BP sets course for new era as Meg O’Neill named CEO amid leadership upheaval
Albert Manifold oversees a drastic leadership shakeup as Meg O’Neill joins as chief executive; interim leadership, a renewed fossil-fuel focus, and investor pressure shape the transition.

BP named Meg O’Neill as chief executive, effective in April, in a sweeping leadership overhaul that follows years of upheaval at the London-based oil major. The appointment, confirmed by BP’s board under chairman Albert Manifold, continues a decade of top-level turnover that began with Bernard Looney’s departure in 2023 and the exit of former chairman Helge Lund. O’Neill’s arrival will mark BP’s first non‑British/Canadian chief executive and the first time since the company began drilling in 1909 that leadership has shifted outside traditional circles. The move also signals a reorientation away from a long‑emphasized green agenda toward a tighter focus on fossil fuel production, cost discipline and capital efficiency, a stance that has divided investors and analysts for months.

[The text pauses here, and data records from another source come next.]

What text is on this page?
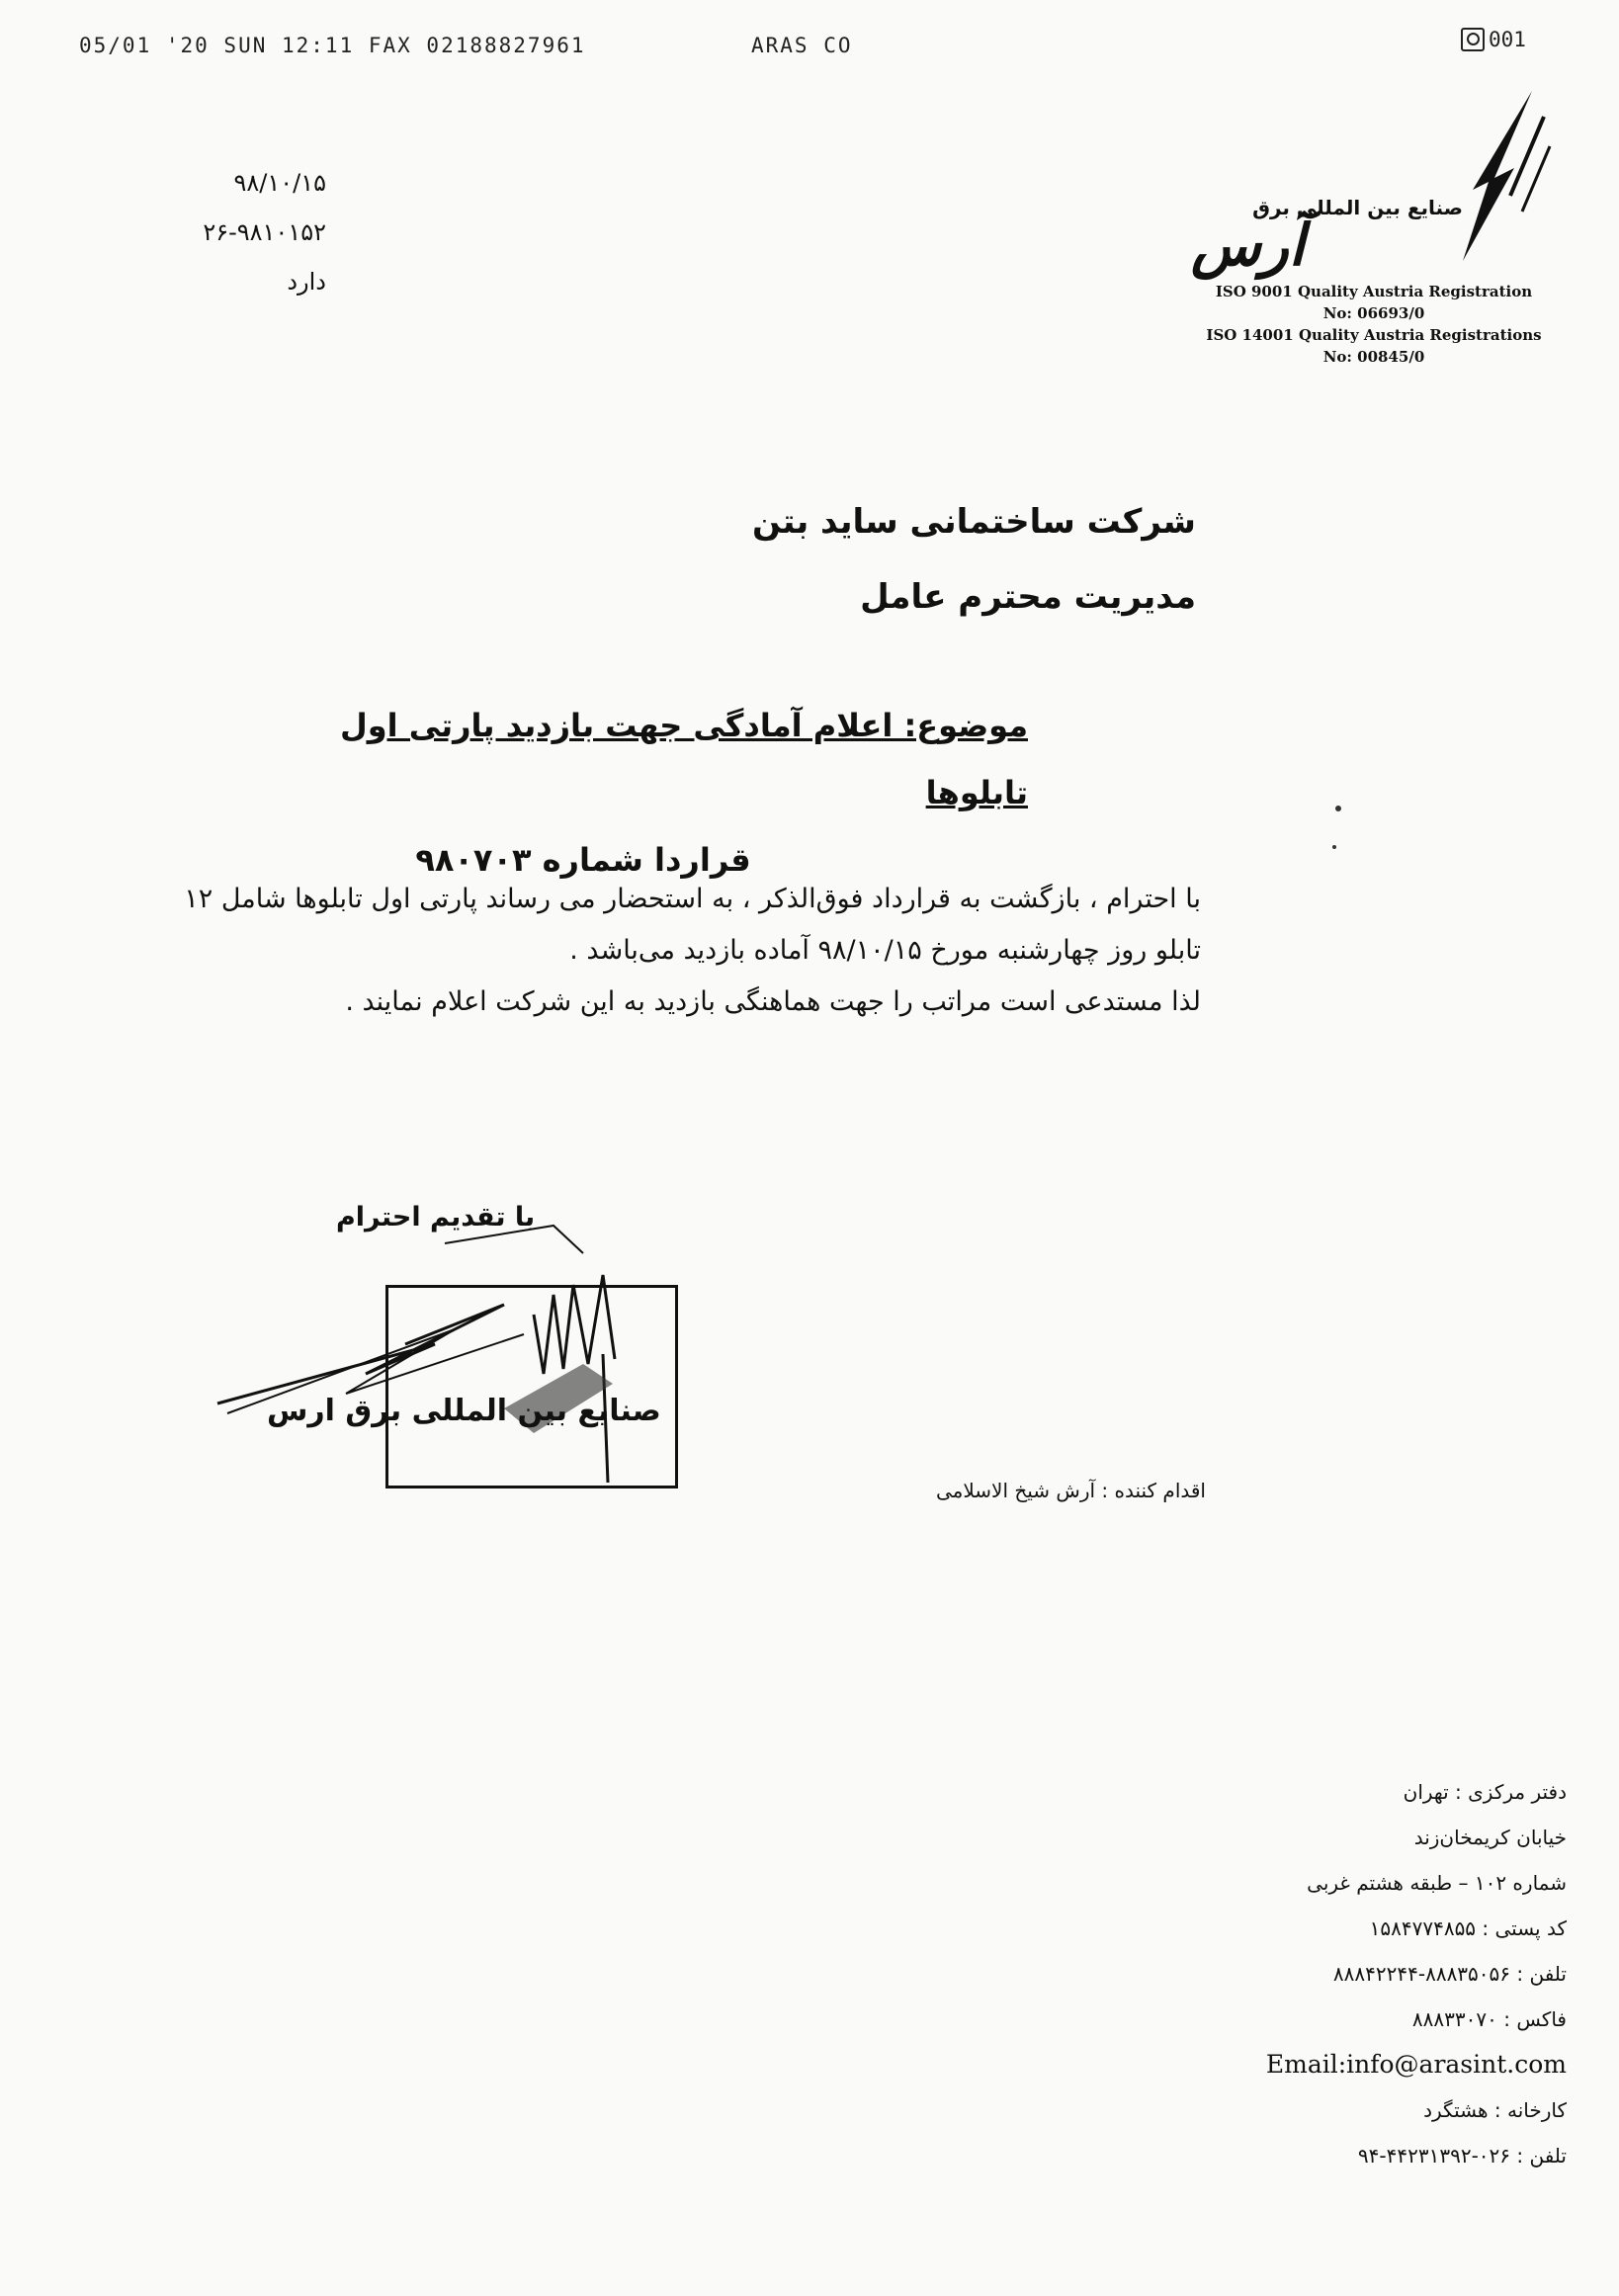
05/01 '20 SUN 12:11 FAX 02188827961	ARAS CO	001
۹۸/۱۰/۱۵
۲۶-۹۸۱۰۱۵۲
دارد
صنایع بین المللی برق
آرس
ISO 9001 Quality Austria Registration
No: 06693/0
ISO 14001 Quality Austria Registrations
No: 00845/0
شرکت ساختمانی ساید بتن
مدیریت محترم عامل
موضوع: اعلام آمادگی جهت بازدید پارتی اول تابلوها
قراردا شماره ۹۸۰۷۰۳
با احترام ، بازگشت به قرارداد فوق‌الذکر ، به استحضار می رساند پارتی اول تابلوها شامل ۱۲
تابلو روز چهارشنبه مورخ ۹۸/۱۰/۱۵ آماده بازدید می‌باشد .
لذا مستدعی است مراتب را جهت هماهنگی بازدید به این شرکت اعلام نمایند .
با تقدیم احترام
صنایع بین المللی برق ارس
اقدام کننده : آرش شیخ الاسلامی
دفتر مرکزی : تهران
خیابان کریمخان‌زند
شماره ۱۰۲ – طبقه هشتم غربی
کد پستی : ۱۵۸۴۷۷۴۸۵۵
تلفن : ۸۸۸۳۵۰۵۶-۸۸۸۴۲۲۴۴
فاکس : ۸۸۸۳۳۰۷۰
Email:info@arasint.com
کارخانه : هشتگرد
تلفن : ۰۲۶-۴۴۲۳۱۳۹۲-۹۴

Auchincloss will remain through 2026 but will relinquish day-to-day duties immediately; Carol Howle, head of trading, will run the group until O’Neill arrives. The appointment came with hoopla in Australia, where officials framed O’Neill as the first woman to lead BP and a sign of outside succession. O’Neill, with a background at ExxonMobil and Woodside Energy, is seen as an acquirer rather than a seller, a contrast with the pressure on BP to divest assets to reduce debt. The transition comes as BP signals a re‑centered strategy away from the Looney era’s activist climate push toward value‑driven growth, with a renewed emphasis on natural gas as a complement to power demand from data centers. Offshore exploration activity such as the Bumerangue prospect in Brazil’s Santos Basin has been highlighted as a test case for the new leadership’s capital allocation approach.
Manifold has said the board will focus on hammering costs and driving efficiency under the new leadership, while remaining mindful of the Deepwater Horizon disaster as a reminder of the risks in offshore oil. O’Neill’s tenure will be watched for how BP balances asset discipline with an uncertain energy transition. The group will also contend with activist investor Elliott, which has pressed for governance and capital allocation changes. The new leadership inherits a portfolio that includes a shift away from exploration to production and project optimization, with Woodside’s experience cited as evidence of the need to deliver shareholder value even as growth expectations persist.
Across the Atlantic, the Bank of England cut rates for the first time this year, reducing the bank rate by a quarter point to 3.75 percent. Minutes from the Monetary Policy Committee show a split among policymakers, with Governor Andrew Bailey voting for a cut alongside other members who favored keeping rates unchanged. Deputy Governor Clare Lombardelli and chief economist Huw Pill warned that inflation could stay above target due to changes in wage‑setting behavior, complicating moves toward bolder easing. The backdrop includes budget leaks and a fragile economy, factors that have tempered consumer and business confidence while leaving policymakers cautious about runaway price pressures.

Analysts say the BP reshuffle is a test of whether the group can align leadership with a more disciplined capital program while facing shareholder scrutiny and the pressure to deliver energy as demand grows. Elliott and other investors have long urged BP to accelerate value creation, even as some funds worry about the pace of capital investment and the balance between growth and balance sheet strength. The coming years will shape whether BP can reconcile its transition narrative with a more traditional, debt‑conscious energy business as global demand holds firm and the energy landscape evolves.